Opinion pollsters in the UK came under a fierce line of attack from the public and the media following their joint failure to accurately predict the results of the 2015 UK general election. Months and weeks before the May election the polls were predicting a hung parliament and a virtual tie between Conservatives and Labour, where the outcome would have been another coalition government or even a minority government (a number of combinations were discussed, even the grand coalition between Labour and Conservatives).
The results showed that the pollsters, on average, missed the difference between the two parties by 6.8%, which translated into about 100 seats. What was supposed to be one of the closest elections in British history turned out to be a landslide victory for the Conservatives.
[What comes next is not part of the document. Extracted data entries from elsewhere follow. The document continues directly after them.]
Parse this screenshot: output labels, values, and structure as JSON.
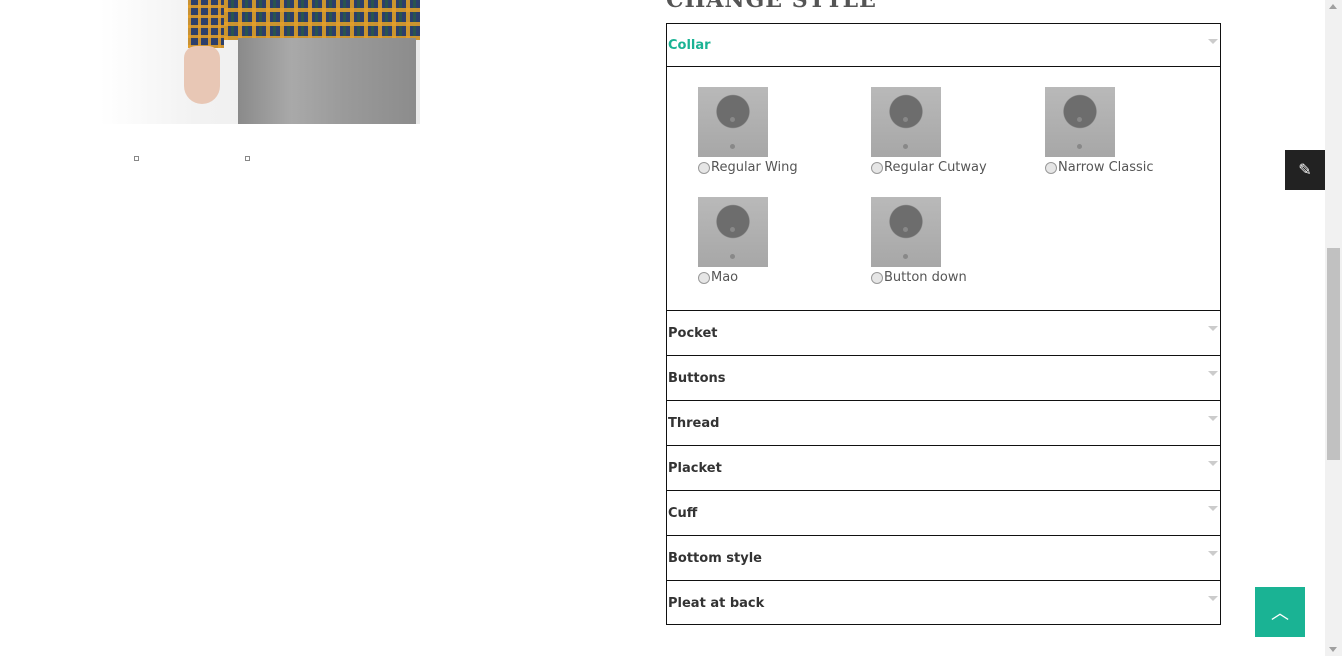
{
  "section_title": "CHANGE STYLE",
  "accent_color": "#1ab394",
  "accordion": {
    "active": {
      "label": "Collar",
      "options": [
        {
          "label": "Regular Wing",
          "icon": "collar-regular-wing-image"
        },
        {
          "label": "Regular Cutway",
          "icon": "collar-regular-cutway-image"
        },
        {
          "label": "Narrow Classic",
          "icon": "collar-narrow-classic-image"
        },
        {
          "label": "Mao",
          "icon": "collar-mao-image"
        },
        {
          "label": "Button down",
          "icon": "collar-button-down-image"
        }
      ]
    },
    "sections": [
      {
        "label": "Pocket"
      },
      {
        "label": "Buttons"
      },
      {
        "label": "Thread"
      },
      {
        "label": "Placket"
      },
      {
        "label": "Cuff"
      },
      {
        "label": "Bottom style"
      },
      {
        "label": "Pleat at back"
      }
    ]
  },
  "widgets": {
    "edit_icon": "pencil-icon",
    "scroll_top_icon": "chevron-up-icon"
  }
}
In fact we wish to vindicate some pollsters by offering, for the first time in the UK, an unbiased ranking of UK pollsters.
And here it is:
Our rankings are based on a somewhat technical but still easy to understand methodological approach summarized in detail in the text below. It has its drawbacks, which is why we welcome all comments, suggestions and criticism. We will periodically update our ranking, our method, and hopefully include even more data (local and national), all with the goal of producing a standardized, unbiased overview into the performance of opinion pollsters in the UK.
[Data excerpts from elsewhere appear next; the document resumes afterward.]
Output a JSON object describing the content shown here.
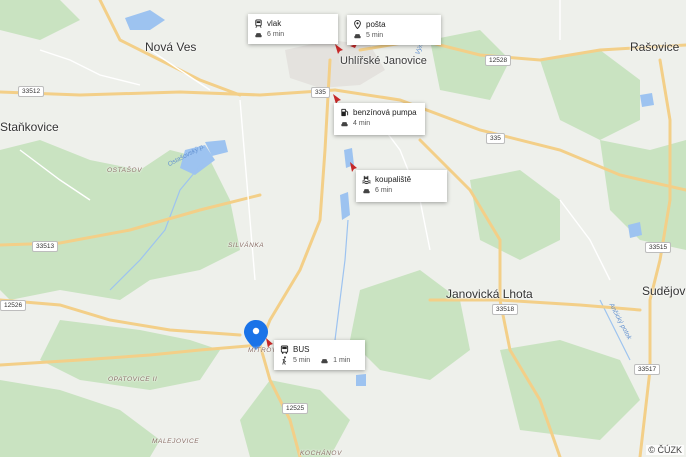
{
  "map": {
    "places": [
      {
        "id": "nova-ves",
        "label": "Nová Ves"
      },
      {
        "id": "rasovice",
        "label": "Rašovice"
      },
      {
        "id": "stankovice",
        "label": "Staňkovice"
      },
      {
        "id": "janovicka-lhota",
        "label": "Janovická Lhota"
      },
      {
        "id": "sudejov",
        "label": "Sudějov"
      },
      {
        "id": "uhlirske-janovice",
        "label": "Uhlířské Janovice"
      },
      {
        "id": "ostasov",
        "label": "OSTAŠOV"
      },
      {
        "id": "silvanka",
        "label": "SILVÁNKA"
      },
      {
        "id": "mitrov",
        "label": "MITROV"
      },
      {
        "id": "opatovice",
        "label": "OPATOVICE II"
      },
      {
        "id": "malejovice",
        "label": "MALEJOVICE"
      },
      {
        "id": "kochanov",
        "label": "KOCHÁNOV"
      }
    ],
    "roads": [
      "33512",
      "33513",
      "12526",
      "335",
      "335",
      "12528",
      "33515",
      "33518",
      "33517",
      "12525"
    ],
    "rivers": [
      "Ostašovský p.",
      "Výrovka",
      "Ančický potok"
    ],
    "copyright": "© ČÚZK"
  },
  "pois": [
    {
      "id": "vlak",
      "name": "vlak",
      "icon": "train-icon",
      "times": [
        {
          "mode": "car-icon",
          "value": "6 min"
        }
      ]
    },
    {
      "id": "posta",
      "name": "pošta",
      "icon": "pin-icon",
      "times": [
        {
          "mode": "car-icon",
          "value": "5 min"
        }
      ]
    },
    {
      "id": "benzin",
      "name": "benzínová pumpa",
      "icon": "fuel-icon",
      "times": [
        {
          "mode": "car-icon",
          "value": "4 min"
        }
      ]
    },
    {
      "id": "koupaliste",
      "name": "koupaliště",
      "icon": "pool-icon",
      "times": [
        {
          "mode": "car-icon",
          "value": "6 min"
        }
      ]
    },
    {
      "id": "bus",
      "name": "BUS",
      "icon": "bus-icon",
      "times": [
        {
          "mode": "walk-icon",
          "value": "5 min"
        },
        {
          "mode": "car-icon",
          "value": "1 min"
        }
      ]
    }
  ],
  "colors": {
    "forest": "#c8e4c0",
    "water": "#9cc4f0",
    "road": "#f5d08a",
    "pin": "#1a73e8"
  }
}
We hope that our rankings stir a positive discussion on the quality of opinion pollsters in the UK, and we welcome and encourage the usage of our rankings data to other scientists, journalists, forecasters, and forecasting enthusiasts.
Note also that in the ranking list we omit the British Election Study (BES), which uses a far better methodology than other pollsters – a face-to-face random sample survey (the gist of it is that they randomly select eligible voters to get a representative sample of the UK population, and then they repeatedly contact those people to do the survey; you can read more about it here). This has enabled them to give out one of the most precise predictions of the 2015 general election (they gave the Conservatives an 8% margin of victory). However there is a problem – the survey has been (and usually is) done after the elections, meaning that it cannot be used as a prediction tool. Because of this, instead of grouping it with the others we use the BES only as a post-election benchmark.
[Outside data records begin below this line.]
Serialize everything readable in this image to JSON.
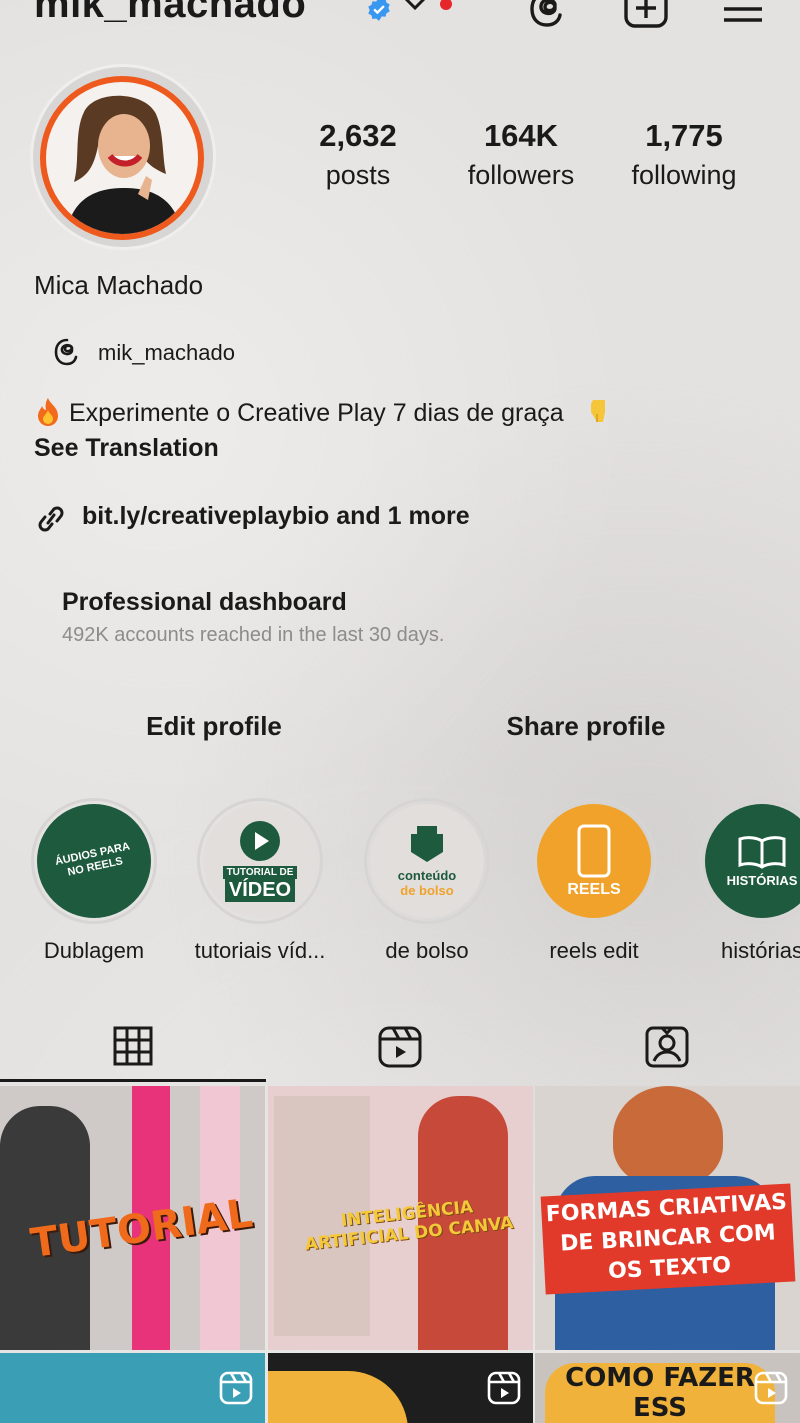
{
  "header": {
    "username": "mik_machado"
  },
  "stats": {
    "posts_num": "2,632",
    "posts_label": "posts",
    "followers_num": "164K",
    "followers_label": "followers",
    "following_num": "1,775",
    "following_label": "following"
  },
  "profile": {
    "display_name": "Mica Machado",
    "threads_handle": "mik_machado",
    "bio": "Experimente o Creative Play 7 dias de graça",
    "see_translation": "See Translation",
    "link": "bit.ly/creativeplaybio and 1 more"
  },
  "dashboard": {
    "title": "Professional dashboard",
    "subtitle": "492K accounts reached in the last 30 days."
  },
  "buttons": {
    "edit_profile": "Edit profile",
    "share_profile": "Share profile"
  },
  "highlights": [
    {
      "label": "Dublagem",
      "art": "ÁUDIOS PARA NO REELS",
      "color": "#1e5a3e"
    },
    {
      "label": "tutoriais víd...",
      "art1": "TUTORIAL DE",
      "art2": "VÍDEO",
      "color": "#e2dedc"
    },
    {
      "label": "de bolso",
      "art1": "conteúdo",
      "art2": "de bolso",
      "color": "#e2dedc"
    },
    {
      "label": "reels edit",
      "art": "REELS",
      "color": "#f0a22a"
    },
    {
      "label": "histórias",
      "art": "HISTÓRIAS",
      "color": "#1e5a3e"
    }
  ],
  "posts": [
    {
      "title": "TUTORIAL"
    },
    {
      "title": "INTELIGÊNCIA ARTIFICIAL DO CANVA"
    },
    {
      "title": "FORMAS CRIATIVAS DE BRINCAR COM OS TEXTO"
    },
    {
      "title": ""
    },
    {
      "title": ""
    },
    {
      "title": "COMO FAZER ESS"
    }
  ],
  "colors": {
    "verified": "#3897f0",
    "notification": "#e5262a",
    "highlight_green": "#1e5a3e",
    "highlight_orange": "#f0a22a"
  }
}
Methodology and motivation
Our main forecasting method to be applied during the course of the Brexit referendum campaign, the Bayesian Adjusted Facebook Survey (BAFS), will be additionally tested using a series of benchmarks. The most precise benchmark that we attempt to use is the Adjusted polling average (APA) method. In fact, the main motivation for our own ranking of pollsters in the UK is to complement this particular method. As emphasized in the previous post our APA benchmark adjusts all current Brexit referendum polls not only with respect to timing and sample size, but also with respect to its relative performance and past accuracy. We formulate a joint weight of timing (the more recent the poll, the greater the weight), sample size (the greater the sample size, the greater the weight), whether the poll was done online or via telephone, and the ranking for each poll, allowing us to calculate the final weighted average across all polls in a given time frame (which is in this case since the beginning of 2016).
The weighted average calculation gives us the percentages for Remain (currently around 43%), Leave (currently around 41%), and undecided (around 15%). To get the final numbers which we report in our APA benchmark, we factor in the undecided votes as well.
How do we produce our rankings?
The rankings are based on past performance of pollsters for three earlier elections, the 2015 general election, the 2014 Scottish referendum, and the 2010 general elections. In total we observed 480 polls from 15 pollsters (not all of which participated in all three elections). We realize the sample could have been bigger by including local and previous general elections, however given that many pollsters from 10 years ago don’t produce polls anymore (while the majority of those operating in 2015 still produce them now for the Brexit referendum), and given that local elections are quite specific, we focus only on these three national elections. We admit that the sample should be bigger and will think about including the local polling outcomes, adjusted for their type. There is also the issue of methodological standard of each pollster which we don’t take into account, as we are only interested in the relative performance each pollster had in the previous elections.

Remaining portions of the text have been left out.